It seems quaint now, but there was a time, say 50 years ago, when the idea that people of different races would listen and dance to the same music was cause for consternation, even rioting. America's segregation was enforced by violence, and attempts to bridge those divides provoked fatal reactions.
Motown, the record label founded by entrepreneur Berry Gordy, helped changed that.
Gordy cultivated and packaged elegant, well-choreographed stars such as the Supremes, the Temptations, Marvin Gaye, Stevie Wonder and the Four Tops, whose chart-topping music "crossed over" and helped shatter the shibboleths of segregation.
"Motown: The Musical," which opens Tuesday at the Orpheum Theatre, celebrates the label and the role it played in American society. The production, which includes parts of more than 40 songs, orbits the life of Gordy and stars such as Diana Ross and Smokey Robinson.
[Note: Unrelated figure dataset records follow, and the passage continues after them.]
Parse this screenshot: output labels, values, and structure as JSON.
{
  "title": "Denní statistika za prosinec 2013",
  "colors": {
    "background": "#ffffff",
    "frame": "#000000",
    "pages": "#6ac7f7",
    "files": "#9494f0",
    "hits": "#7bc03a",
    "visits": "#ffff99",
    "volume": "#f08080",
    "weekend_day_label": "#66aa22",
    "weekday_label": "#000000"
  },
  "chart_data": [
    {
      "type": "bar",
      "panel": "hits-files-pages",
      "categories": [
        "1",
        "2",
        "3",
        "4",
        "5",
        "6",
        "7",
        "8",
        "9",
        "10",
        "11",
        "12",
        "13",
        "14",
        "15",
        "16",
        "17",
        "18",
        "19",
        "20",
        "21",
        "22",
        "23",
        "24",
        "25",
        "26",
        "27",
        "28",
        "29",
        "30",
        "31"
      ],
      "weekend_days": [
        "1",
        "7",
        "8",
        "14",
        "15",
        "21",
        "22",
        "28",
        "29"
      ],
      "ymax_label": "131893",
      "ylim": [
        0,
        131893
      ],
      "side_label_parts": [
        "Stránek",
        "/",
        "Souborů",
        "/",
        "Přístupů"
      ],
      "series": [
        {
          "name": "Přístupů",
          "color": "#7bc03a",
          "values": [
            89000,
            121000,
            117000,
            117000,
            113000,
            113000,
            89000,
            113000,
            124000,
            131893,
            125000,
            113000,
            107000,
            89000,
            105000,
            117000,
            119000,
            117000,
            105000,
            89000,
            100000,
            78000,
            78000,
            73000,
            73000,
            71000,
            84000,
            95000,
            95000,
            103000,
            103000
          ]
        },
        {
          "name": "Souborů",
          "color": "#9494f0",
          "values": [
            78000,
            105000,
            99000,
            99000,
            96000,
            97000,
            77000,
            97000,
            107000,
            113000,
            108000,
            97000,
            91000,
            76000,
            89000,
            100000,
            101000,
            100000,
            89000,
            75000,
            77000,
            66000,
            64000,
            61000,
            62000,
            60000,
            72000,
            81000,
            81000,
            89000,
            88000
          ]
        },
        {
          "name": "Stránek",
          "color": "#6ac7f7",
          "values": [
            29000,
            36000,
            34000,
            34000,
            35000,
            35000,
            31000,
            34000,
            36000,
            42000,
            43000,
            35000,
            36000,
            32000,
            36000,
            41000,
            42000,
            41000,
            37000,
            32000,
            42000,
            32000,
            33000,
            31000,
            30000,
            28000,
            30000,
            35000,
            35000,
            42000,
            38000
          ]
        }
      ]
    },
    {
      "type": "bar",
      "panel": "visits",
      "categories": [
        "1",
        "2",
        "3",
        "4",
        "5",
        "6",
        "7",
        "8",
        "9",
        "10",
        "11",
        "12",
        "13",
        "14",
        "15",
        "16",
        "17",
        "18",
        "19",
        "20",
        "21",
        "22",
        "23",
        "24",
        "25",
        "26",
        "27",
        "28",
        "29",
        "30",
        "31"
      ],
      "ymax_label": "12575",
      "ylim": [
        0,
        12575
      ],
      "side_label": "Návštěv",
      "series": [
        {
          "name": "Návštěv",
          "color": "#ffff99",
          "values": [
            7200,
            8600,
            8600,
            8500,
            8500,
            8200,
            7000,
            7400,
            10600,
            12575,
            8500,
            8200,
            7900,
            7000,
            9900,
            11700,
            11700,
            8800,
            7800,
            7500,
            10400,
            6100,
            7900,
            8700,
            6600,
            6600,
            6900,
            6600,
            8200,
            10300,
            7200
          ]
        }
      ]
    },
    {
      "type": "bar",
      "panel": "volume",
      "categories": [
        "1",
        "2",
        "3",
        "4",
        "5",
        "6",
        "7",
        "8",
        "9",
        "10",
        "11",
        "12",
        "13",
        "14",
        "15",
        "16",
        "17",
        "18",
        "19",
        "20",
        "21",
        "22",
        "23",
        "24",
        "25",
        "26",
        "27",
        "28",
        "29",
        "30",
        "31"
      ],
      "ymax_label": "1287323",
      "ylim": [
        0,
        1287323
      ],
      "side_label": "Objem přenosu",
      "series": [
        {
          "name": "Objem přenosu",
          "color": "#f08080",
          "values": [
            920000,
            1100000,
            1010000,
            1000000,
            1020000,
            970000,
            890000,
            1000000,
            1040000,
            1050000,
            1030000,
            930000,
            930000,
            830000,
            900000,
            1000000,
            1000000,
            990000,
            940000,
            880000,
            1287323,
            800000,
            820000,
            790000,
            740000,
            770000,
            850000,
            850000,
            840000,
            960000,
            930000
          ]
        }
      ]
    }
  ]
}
It is the latest hit for mega-producer Kevin McCollum, who also backed "Rent," "Avenue Q" and "In the Heights."
"What ties all these shows together is that they're about something big and redemptive," said McCollum, who was president of St. Paul's Ordway Center from 1995 to 2002. "The stakes are really high, especially for 'Motown,' which really is about somebody who is funny and hard-driving in person but is epic and larger than life.
"Brian Epstein is considered a genius for finding and managing the Beatles," he continued. "What does that make Berry Gordy, who gave us Diana Ross and the Supremes, Smokey Robinson and the Miracles, the Temptations, Marvin Gaye, the Jackson 5, Stevie Wonder and on and on?"
Motown provided a soulful, harmonic soundtrack to America's quest for fairness and redemption even as the Rev. Martin Luther King Jr., Fannie Lou Hamer and other civil rights leaders led weary marchers for justice.
"Think about it," said director Charles Randolph-Wright, who grew up in South Carolina in the '60s and '70s and witnessed Motown's impact firsthand. "At that time there were riots over busing, over people trying to maintain their traditions and privileges. But a Motown song would come on and we were all dancing and singing together. No matter that in those days white people clapped on one and three, but still."